At each sampling time tears were collected from at least four birds using the following two methods.
Micropipette (fluid)
Tears were allowed to accumulate before being carefully collected by a pipette. The fluid was immediately placed in 1.5 ml microfuge tubes, and stored at −70°C.
Filter paper
Accumulated tears were absorbed onto a Whatman number 1 filter paper and the absorbed area was marked with a pencil. Thereafter the papers were treated in a similar manner as for the blood-spot filter papers described previously (Brugh & Beard, Citation1980; Ambali & Jones, Citation1991). The papers were dried at 37°C for 2 h, and were then placed in airtight plastic bags, which were sealed and stored at 4°C until used (Brugh & Beard, Citation1980; Ambali & Jones, Citation1991).
Detection of antibodies
Tears collected by pipettes or on filter paper were processed as described in the following for testing by enzyme-linked immunosorbent assay (ELISA).
Pipette (fluid)
Samples were thawed prior to the assay and diluted 1:10 in phosphate-buffered saline (Dhinakar Raj & Jones, Citation1996), and 50 μl was used in the ELISA.
Filter papers
These were prepared as described by Thangavelu et al. (Citation2000). Briefly, after absorbing tears, 5 mm diameter discs were cut from the filter paper using a hand punch. Two discs from each sample were placed in a well of a flat-bottomed 48-well plate, and eluted with 100 μl phosphate-buffered saline (pH 7.2). For elution, the plate was placed on a shaker for 2 h at room temperature and thereafter left static at 4°C overnight. ELISAs were performed the next day using 50 μl eluted supernatant of each sample.

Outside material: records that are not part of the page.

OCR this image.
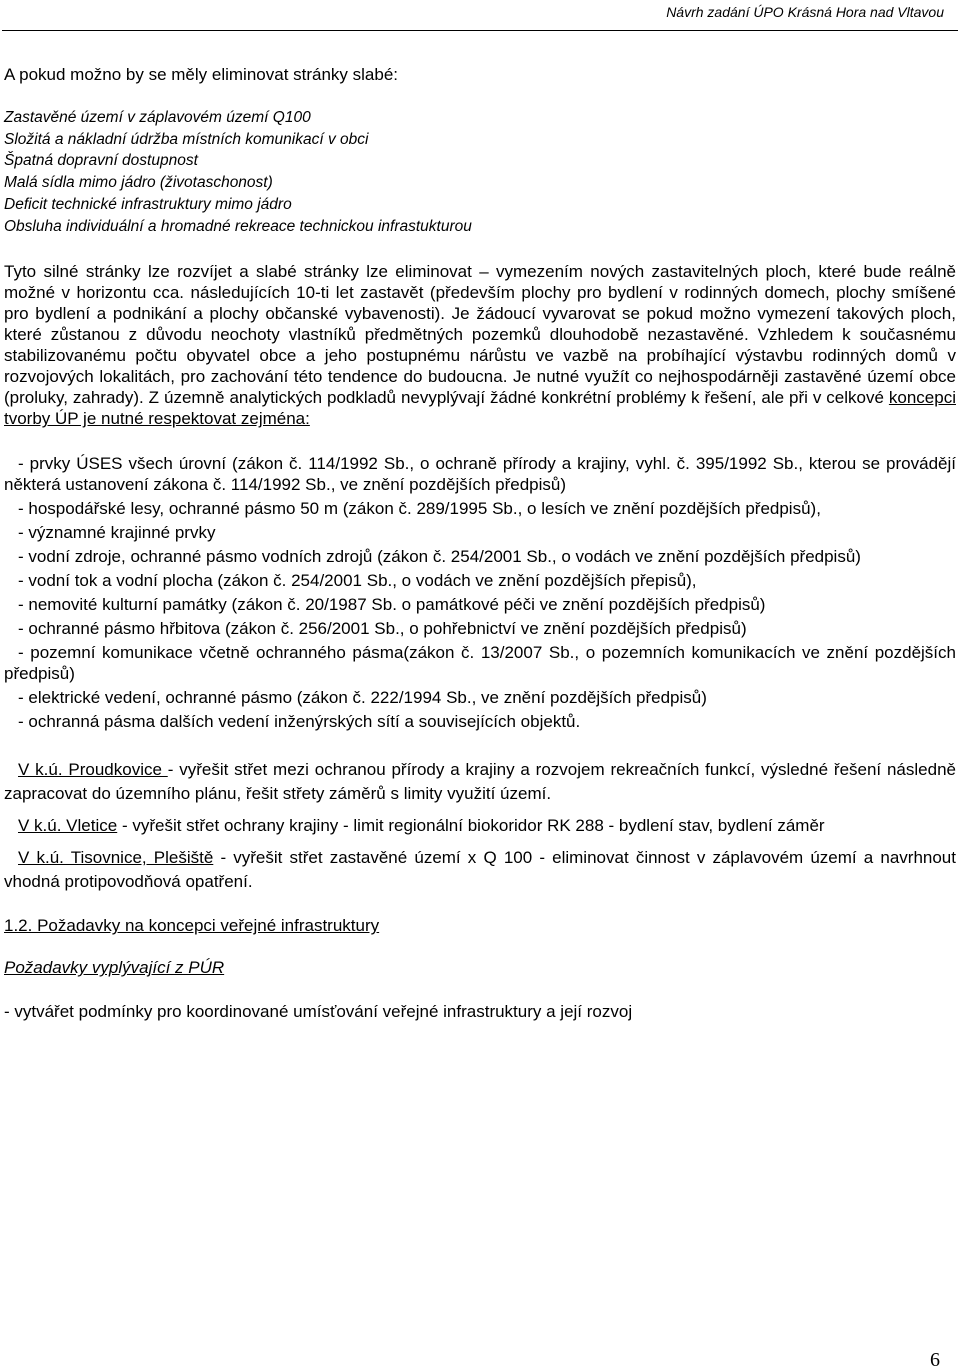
Návrh zadání ÚPO Krásná Hora nad Vltavou

A pokud možno by se měly eliminovat stránky slabé:

Zastavěné území v záplavovém území Q100
Složitá a nákladní údržba místních komunikací v obci
Špatná dopravní dostupnost
Malá sídla mimo jádro (životaschonost)
Deficit technické infrastruktury mimo jádro
Obsluha individuální a hromadné rekreace technickou infrastukturou

Tyto silné stránky lze rozvíjet a slabé stránky lze eliminovat – vymezením nových zastavitelných ploch, které bude reálně možné v horizontu cca. následujících 10-ti let zastavět (především plochy pro bydlení v rodinných domech, plochy smíšené pro bydlení a podnikání a plochy občanské vybavenosti). Je žádoucí vyvarovat se pokud možno vymezení takových ploch, které zůstanou z důvodu neochoty vlastníků předmětných pozemků dlouhodobě nezastavěné. Vzhledem k současnému stabilizovanému počtu obyvatel obce a jeho postupnému nárůstu ve vazbě na probíhající výstavbu rodinných domů v rozvojových lokalitách, pro zachování této tendence do budoucna. Je nutné využít co nejhospodárněji zastavěné území obce (proluky, zahrady). Z územně analytických podkladů nevyplývají žádné konkrétní problémy k řešení, ale při v celkové koncepci tvorby ÚP je nutné respektovat zejména:

- prvky ÚSES všech úrovní (zákon č. 114/1992 Sb., o ochraně přírody a krajiny, vyhl. č. 395/1992 Sb., kterou se provádějí některá ustanovení zákona č. 114/1992 Sb., ve znění pozdějších předpisů)

- hospodářské lesy, ochranné pásmo 50 m (zákon č. 289/1995 Sb., o lesích ve znění pozdějších předpisů),

- významné krajinné prvky

- vodní zdroje, ochranné pásmo vodních zdrojů (zákon č. 254/2001 Sb., o vodách ve znění pozdějších předpisů)

- vodní tok a vodní plocha (zákon č. 254/2001 Sb., o vodách ve znění pozdějších přepisů),

- nemovité kulturní památky (zákon č. 20/1987 Sb. o památkové péči ve znění pozdějších předpisů)

- ochranné pásmo hřbitova (zákon č. 256/2001 Sb., o pohřebnictví ve znění pozdějších předpisů)

- pozemní komunikace včetně ochranného pásma(zákon č. 13/2007 Sb., o pozemních komunikacích ve znění pozdějších předpisů)

- elektrické vedení, ochranné pásmo (zákon č. 222/1994 Sb., ve znění pozdějších předpisů)

- ochranná pásma dalších vedení inženýrských sítí a souvisejících objektů.

V k.ú. Proudkovice - vyřešit střet mezi ochranou přírody a krajiny a rozvojem rekreačních funkcí, výsledné řešení následně zapracovat do územního plánu, řešit střety záměrů s limity využití území.

V k.ú. Vletice - vyřešit střet ochrany krajiny - limit regionální biokoridor RK 288 - bydlení stav, bydlení záměr

V k.ú. Tisovnice, Plešiště - vyřešit střet zastavěné území x Q 100 - eliminovat činnost v záplavovém území a navrhnout vhodná protipovodňová opatření.

1.2. Požadavky na koncepci veřejné infrastruktury
Požadavky vyplývající z PÚR
- vytvářet podmínky pro koordinované umísťování veřejné infrastruktury a její rozvoj
6
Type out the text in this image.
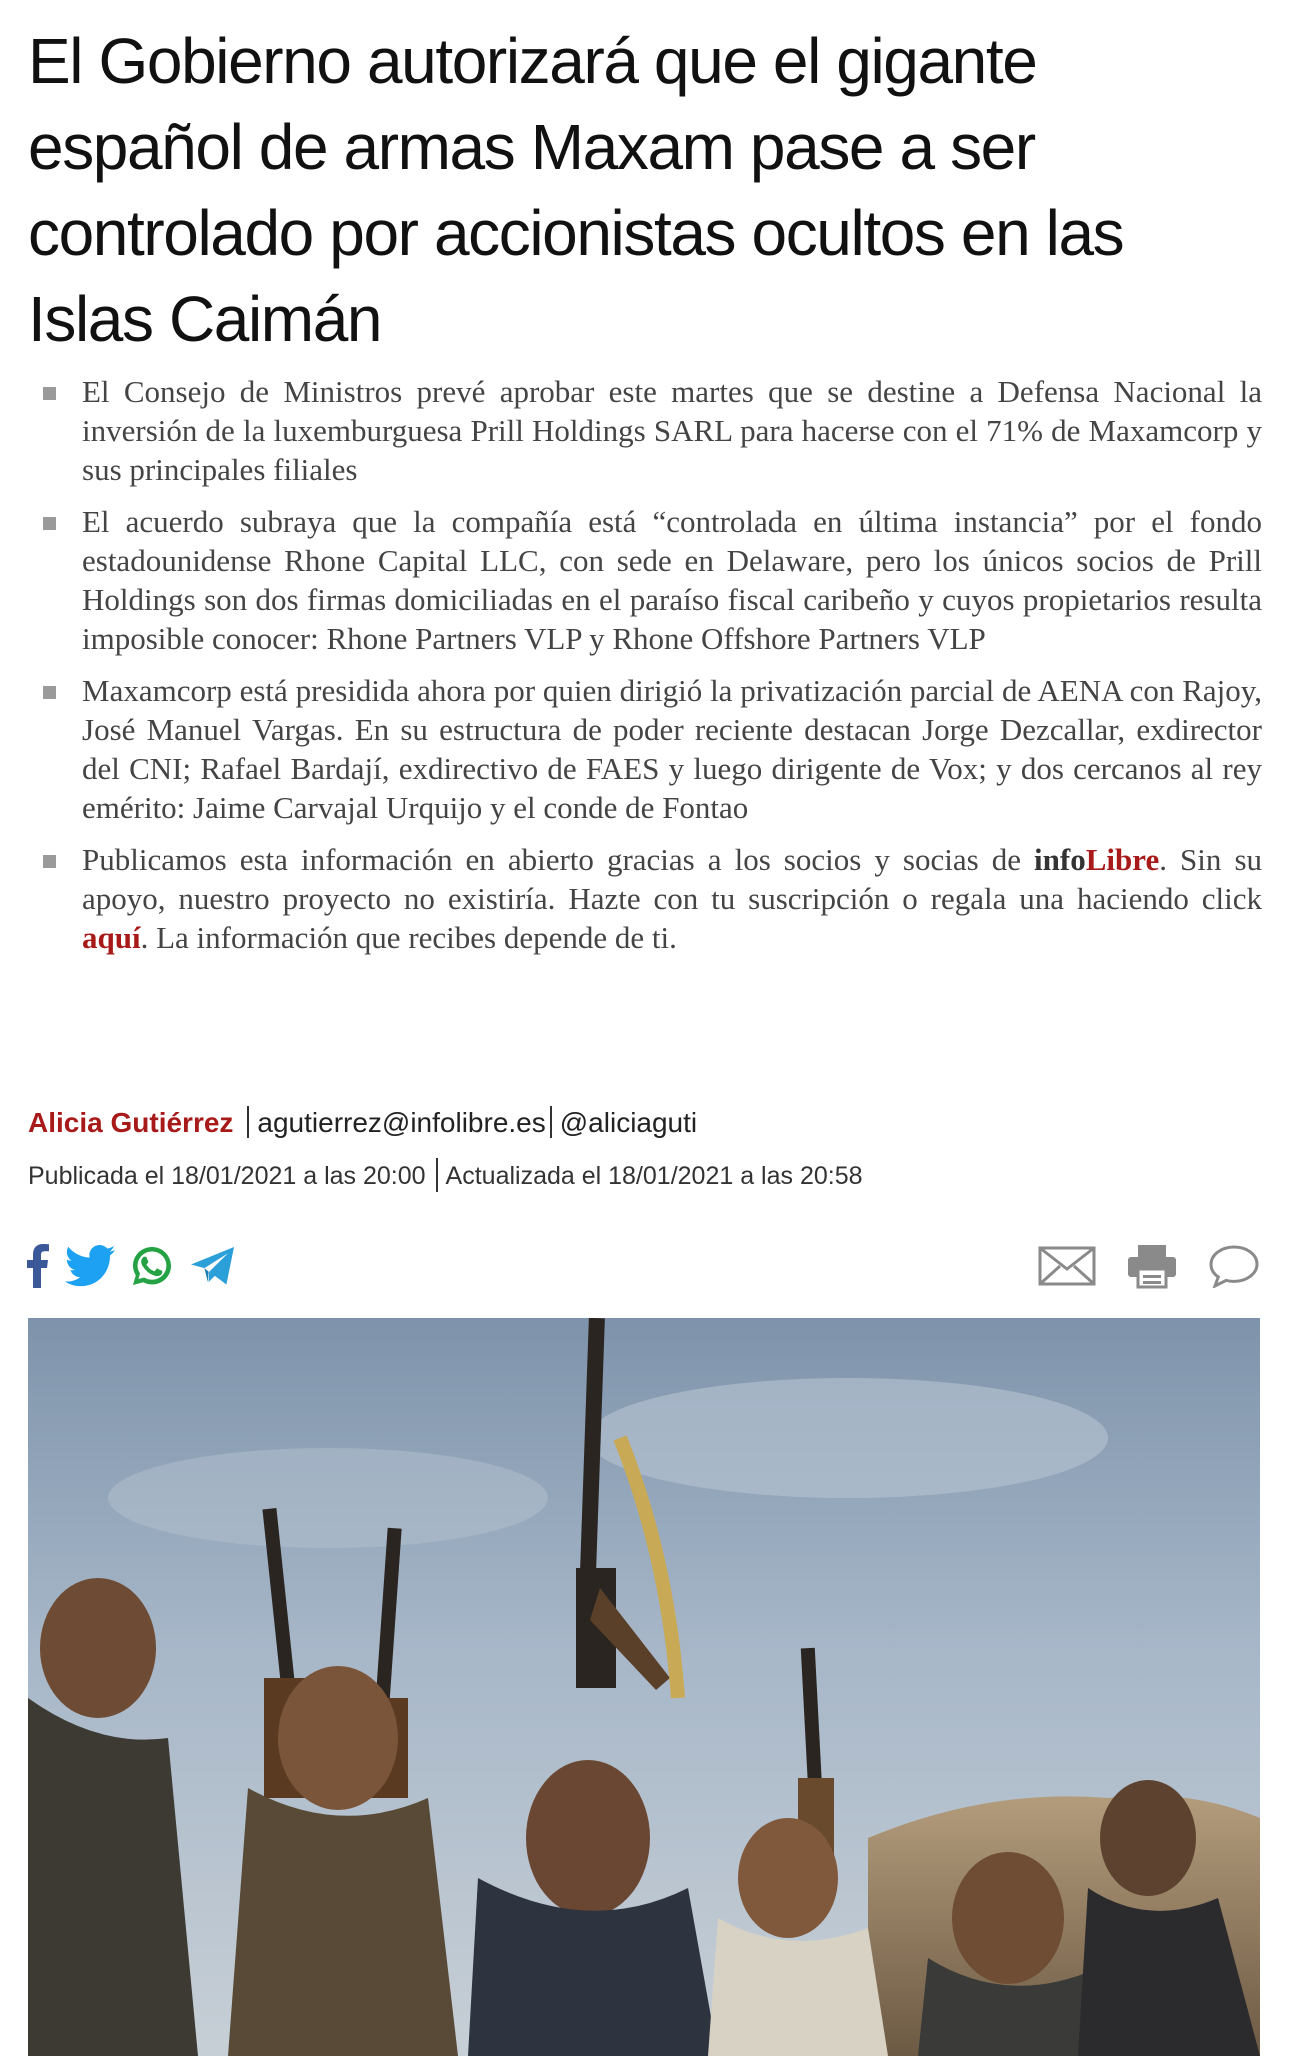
El Gobierno autorizará que el gigante español de armas Maxam pase a ser controlado por accionistas ocultos en las Islas Caimán
El Consejo de Ministros prevé aprobar este martes que se destine a Defensa Nacional la inversión de la luxemburguesa Prill Holdings SARL para hacerse con el 71% de Maxamcorp y sus principales filiales
El acuerdo subraya que la compañía está “controlada en última instancia” por el fondo estadounidense Rhone Capital LLC, con sede en Delaware, pero los únicos socios de Prill Holdings son dos firmas domiciliadas en el paraíso fiscal caribeño y cuyos propietarios resulta imposible conocer: Rhone Partners VLP y Rhone Offshore Partners VLP
Maxamcorp está presidida ahora por quien dirigió la privatización parcial de AENA con Rajoy, José Manuel Vargas. En su estructura de poder reciente destacan Jorge Dezcallar, exdirector del CNI; Rafael Bardají, exdirectivo de FAES y luego dirigente de Vox; y dos cercanos al rey emérito: Jaime Carvajal Urquijo y el conde de Fontao
Publicamos esta información en abierto gracias a los socios y socias de infoLibre. Sin su apoyo, nuestro proyecto no existiría. Hazte con tu suscripción o regala una haciendo click aquí. La información que recibes depende de ti.
Alicia Gutiérrez agutierrez@infolibre.es @aliciaguti
Publicada el 18/01/2021 a las 20:00 Actualizada el 18/01/2021 a las 20:58
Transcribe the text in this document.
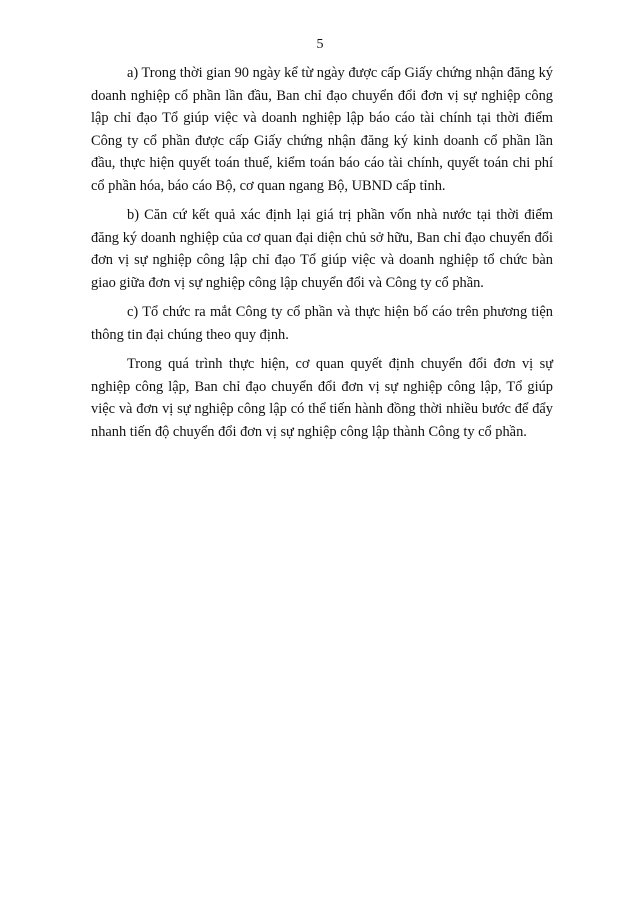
5

a) Trong thời gian 90 ngày kể từ ngày được cấp Giấy chứng nhận đăng ký doanh nghiệp cổ phần lần đầu, Ban chỉ đạo chuyển đổi đơn vị sự nghiệp công lập chỉ đạo Tổ giúp việc và doanh nghiệp lập báo cáo tài chính tại thời điểm Công ty cổ phần được cấp Giấy chứng nhận đăng ký kinh doanh cổ phần lần đầu, thực hiện quyết toán thuế, kiểm toán báo cáo tài chính, quyết toán chi phí cổ phần hóa, báo cáo Bộ, cơ quan ngang Bộ, UBND cấp tỉnh.

b) Căn cứ kết quả xác định lại giá trị phần vốn nhà nước tại thời điểm đăng ký doanh nghiệp của cơ quan đại diện chủ sở hữu, Ban chỉ đạo chuyển đổi đơn vị sự nghiệp công lập chỉ đạo Tổ giúp việc và doanh nghiệp tổ chức bàn giao giữa đơn vị sự nghiệp công lập chuyển đổi và Công ty cổ phần.

c) Tổ chức ra mắt Công ty cổ phần và thực hiện bố cáo trên phương tiện thông tin đại chúng theo quy định.

Trong quá trình thực hiện, cơ quan quyết định chuyển đổi đơn vị sự nghiệp công lập, Ban chỉ đạo chuyển đổi đơn vị sự nghiệp công lập, Tổ giúp việc và đơn vị sự nghiệp công lập có thể tiến hành đồng thời nhiều bước để đẩy nhanh tiến độ chuyển đổi đơn vị sự nghiệp công lập thành Công ty cổ phần.
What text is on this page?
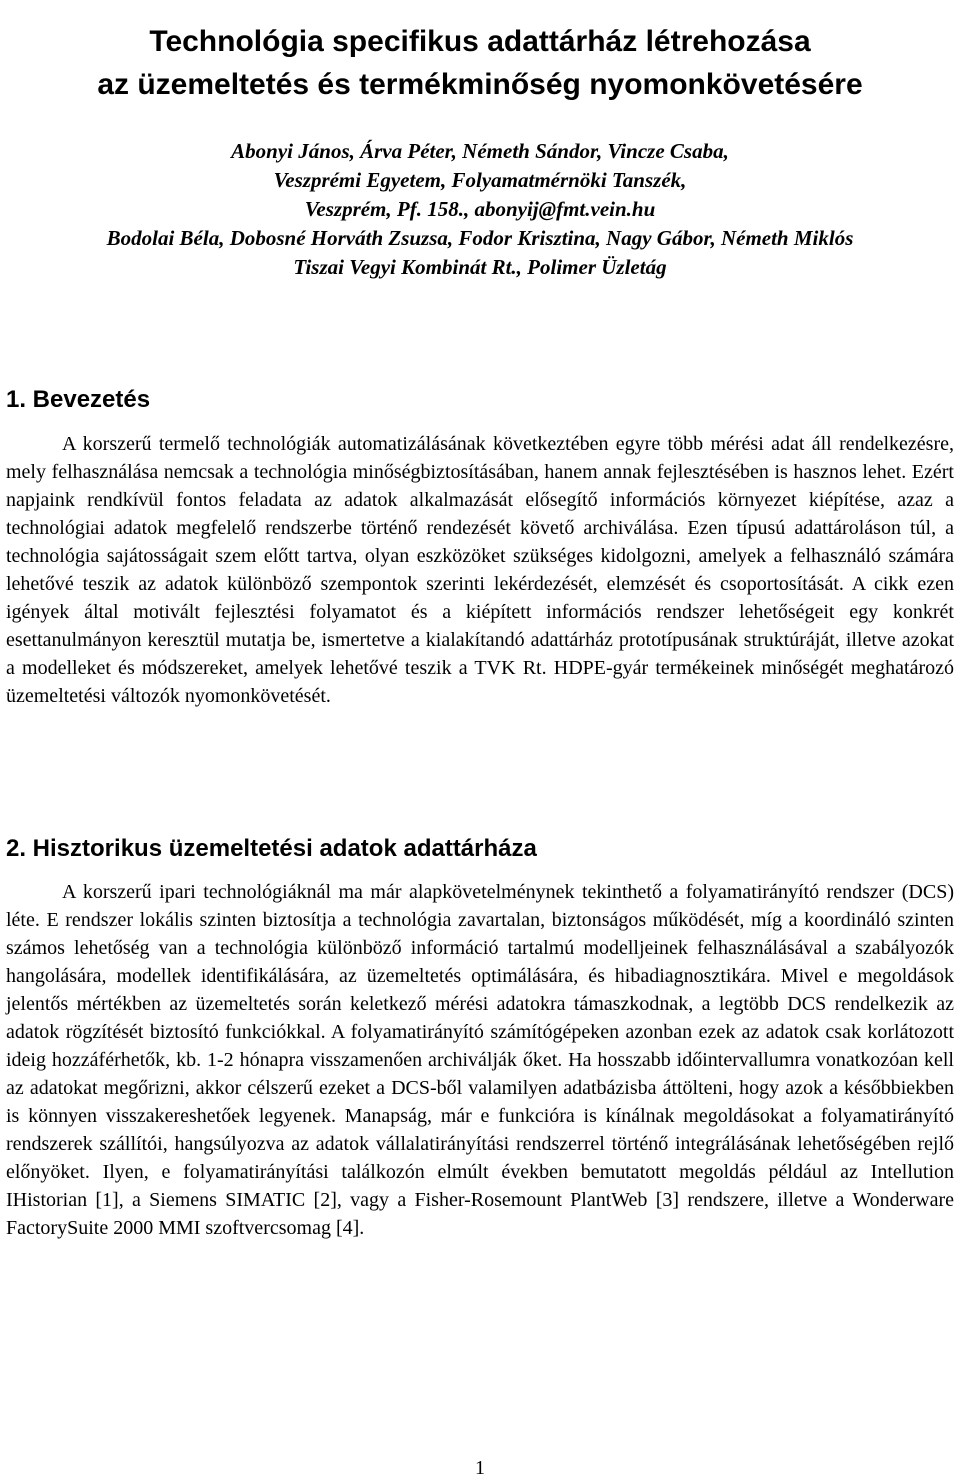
Technológia specifikus adattárház létrehozása
az üzemeltetés és termékminőség nyomonkövetésére
Abonyi János, Árva Péter, Németh Sándor, Vincze Csaba,
Veszprémi Egyetem, Folyamatmérnöki Tanszék,
Veszprém, Pf. 158., abonyij@fmt.vein.hu
Bodolai Béla, Dobosné Horváth Zsuzsa, Fodor Krisztina, Nagy Gábor, Németh Miklós
Tiszai Vegyi Kombinát Rt., Polimer Üzletág
1. Bevezetés

A korszerű termelő technológiák automatizálásának következtében egyre több mérési adat áll rendelkezésre, mely felhasználása nemcsak a technológia minőségbiztosításában, hanem annak fejlesztésében is hasznos lehet. Ezért napjaink rendkívül fontos feladata az adatok alkalmazását elősegítő információs környezet kiépítése, azaz a technológiai adatok megfelelő rendszerbe történő rendezését követő archiválása. Ezen típusú adattároláson túl, a technológia sajátosságait szem előtt tartva, olyan eszközöket szükséges kidolgozni, amelyek a felhasználó számára lehetővé teszik az adatok különböző szempontok szerinti lekérdezését, elemzését és csoportosítását. A cikk ezen igények által motivált fejlesztési folyamatot és a kiépített információs rendszer lehetőségeit egy konkrét esettanulmányon keresztül mutatja be, ismertetve a kialakítandó adattárház prototípusának struktúráját, illetve azokat a modelleket és módszereket, amelyek lehetővé teszik a TVK Rt. HDPE-gyár termékeinek minőségét meghatározó üzemeltetési változók nyomonkövetését.

2. Hisztorikus üzemeltetési adatok adattárháza

A korszerű ipari technológiáknál ma már alapkövetelménynek tekinthető a folyamatirányító rendszer (DCS) léte. E rendszer lokális szinten biztosítja a technológia zavartalan, biztonságos működését, míg a koordináló szinten számos lehetőség van a technológia különböző információ tartalmú modelljeinek felhasználásával a szabályozók hangolására, modellek identifikálására, az üzemeltetés optimálására, és hibadiagnosztikára. Mivel e megoldások jelentős mértékben az üzemeltetés során keletkező mérési adatokra támaszkodnak, a legtöbb DCS rendelkezik az adatok rögzítését biztosító funkciókkal. A folyamatirányító számítógépeken azonban ezek az adatok csak korlátozott ideig hozzáférhetők, kb. 1-2 hónapra visszamenően archiválják őket. Ha hosszabb időintervallumra vonatkozóan kell az adatokat megőrizni, akkor célszerű ezeket a DCS-ből valamilyen adatbázisba áttölteni, hogy azok a későbbiekben is könnyen visszakereshetőek legyenek. Manapság, már e funkcióra is kínálnak megoldásokat a folyamatirányító rendszerek szállítói, hangsúlyozva az adatok vállalatirányítási rendszerrel történő integrálásának lehetőségében rejlő előnyöket. Ilyen, e folyamatirányítási találkozón elmúlt években bemutatott megoldás például az Intellution IHistorian [1], a Siemens SIMATIC [2], vagy a Fisher-Rosemount PlantWeb [3] rendszere, illetve a Wonderware FactorySuite 2000 MMI szoftvercsomag [4].

1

IBV-specific IgA and IgG in tracheal washes were assayed using an indirect ELISA (Dhinakar Raj & Jones, Citation1996), except that the plates were coated with partially purified IBV M41 antigen. This was done by ultracentrifugation at 20 000×g for 90 min of previously clarified allantoic fluid from eggs inoculated with IBV 48 h previously. The resulting pellet was washed and resuspended in phosphate-buffered saline (pH 7.2). The virus suspension was overlaid onto 25% sucrose and ultracentrifuged at 20 000×g for 3 h. The pellet was then washed and resuspended in phosphate-buffered saline, aliquoted and stored at −70°C until use. Monoclonal antibodies to the immunoglobulins were kindly provided by Dr T.F. Davison (Institute for Animal Health, Compton, Newbury, UK). Corrected optical density values were calculated by deducting the optical density values of non-antigen-coated wells from those of the test wells (Fournier-Caruana et al., Citation2003). The mean antibody corrected optical density values were compared using a Students t test.
Results
Observations on methods of induction and collection of tears
Excess lachrymation was successfully induced by carbachol injection and salt application, but the latter usually elicited a greater volume of tears within a shorter period of time. Approximately 200 to 400 μl and 100 to 200 μl could be collected using the salt and carbachol methods, respectively. In addition, if needed, more tears could be induced with further application of salt, but this was not possible with carbachol as excessive salivation resulted in difficulty in breathing. Induction of hypersalivation made tear collection more difficult in view of possible contamination of the tears due to frequent head-shaking. Furthermore, as carbachol need to be injected intramuscularly, it stimulated a systemic effect, so excessive lachrymation was concurrently produced in both eyes. This was inconvenient, as it was difficult to collect tears from both eyes at the same time. This was not a problem with salt, as tears were produced only with local application to each eye.
For lachrymal fluid collection, the use of filter paper was simple and convenient. More careful restraining of the birds and its eyelids are required when accumulated tears are withdrawn into pipette tips.
Detection of antibodies
Pipettes
For IBV-infected chickens, levels of virus-specific IgA and IgG in tears induced using either salt or carbachol were identical irrespective of the methods used ( and ).
Figure 1. IBV-specific IgA in tears induced after salt application or carbachol injection, and collected using pipette tips. No significant differences between the groups.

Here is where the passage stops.